Heinz Fuchsbichler

Personal information
- Date of birth: 7 November 1967 (age 58)
- Place of birth: Voitsberg, Austria
- Height: 1.77 m (5 ft 10 in)
- Position: Midfielder

Youth career
- 0000–1986: Grazer AK

Senior career*
- Years: Team / Apps / (Gls)
- 1986–1990: ASK Voitsberg
- 1990–1992: DSV Alpine / 52 / (2)
- 1992–1996: SK Vorwärts Steyr / 114 / (0)
- 1996: SKN St.
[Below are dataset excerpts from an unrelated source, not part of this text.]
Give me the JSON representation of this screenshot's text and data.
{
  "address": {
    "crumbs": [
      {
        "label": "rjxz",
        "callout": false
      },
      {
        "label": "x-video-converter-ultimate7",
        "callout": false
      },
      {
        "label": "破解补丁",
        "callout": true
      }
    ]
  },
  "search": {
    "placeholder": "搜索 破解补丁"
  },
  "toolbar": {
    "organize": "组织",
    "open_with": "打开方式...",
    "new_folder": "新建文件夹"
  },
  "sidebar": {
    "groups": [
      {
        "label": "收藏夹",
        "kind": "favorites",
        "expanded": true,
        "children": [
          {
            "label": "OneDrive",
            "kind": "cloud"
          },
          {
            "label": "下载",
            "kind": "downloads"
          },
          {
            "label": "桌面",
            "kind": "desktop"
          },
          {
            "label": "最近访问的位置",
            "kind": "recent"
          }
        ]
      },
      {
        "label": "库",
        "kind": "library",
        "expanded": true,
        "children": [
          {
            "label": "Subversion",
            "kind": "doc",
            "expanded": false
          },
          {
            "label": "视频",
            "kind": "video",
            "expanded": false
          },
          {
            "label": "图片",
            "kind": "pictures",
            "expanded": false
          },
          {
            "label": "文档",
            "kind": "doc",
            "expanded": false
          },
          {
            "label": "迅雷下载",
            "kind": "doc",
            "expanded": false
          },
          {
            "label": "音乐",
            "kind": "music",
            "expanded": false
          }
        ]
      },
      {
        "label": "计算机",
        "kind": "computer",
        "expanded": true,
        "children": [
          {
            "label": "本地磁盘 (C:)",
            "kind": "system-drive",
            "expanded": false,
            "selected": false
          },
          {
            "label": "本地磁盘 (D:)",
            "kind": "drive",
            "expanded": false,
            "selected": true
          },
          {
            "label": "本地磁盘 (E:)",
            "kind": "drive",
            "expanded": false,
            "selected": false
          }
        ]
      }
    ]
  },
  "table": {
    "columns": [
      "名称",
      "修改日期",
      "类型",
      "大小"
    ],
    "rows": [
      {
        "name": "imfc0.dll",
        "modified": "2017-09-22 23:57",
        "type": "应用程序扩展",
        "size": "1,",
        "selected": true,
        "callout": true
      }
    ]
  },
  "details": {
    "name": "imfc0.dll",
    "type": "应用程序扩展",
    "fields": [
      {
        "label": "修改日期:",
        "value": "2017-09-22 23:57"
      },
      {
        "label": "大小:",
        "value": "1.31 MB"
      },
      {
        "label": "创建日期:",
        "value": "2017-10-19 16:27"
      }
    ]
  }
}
Pölten / 5 / (0)
- 1996–1998: Schwarz-Weiß Bregenz / 42 / (1)
- 1998–2000: FC Hard
- 2000–2001: USV Eschen/Mauren

Managerial career
- 2003–2005: FC Lustenau 07
- 2007–2011: SC Austria Lustenau
- 2008: SC Rheindorf Altach
- 2010–2011: FC Wolfurt
- 2012: SV Ried
- 2013–2019: Liechtenstein U21
- 2019–: AKA Vorarlberg (U18)

= Heinz Fuchsbichler =

Austrian football manager (born 1967)

Heinz Fuchsbichler (born 7 November 1967) is an Austrian football coach and former professional player who is currently the coach of the AKA Vorarlberg under-18 team.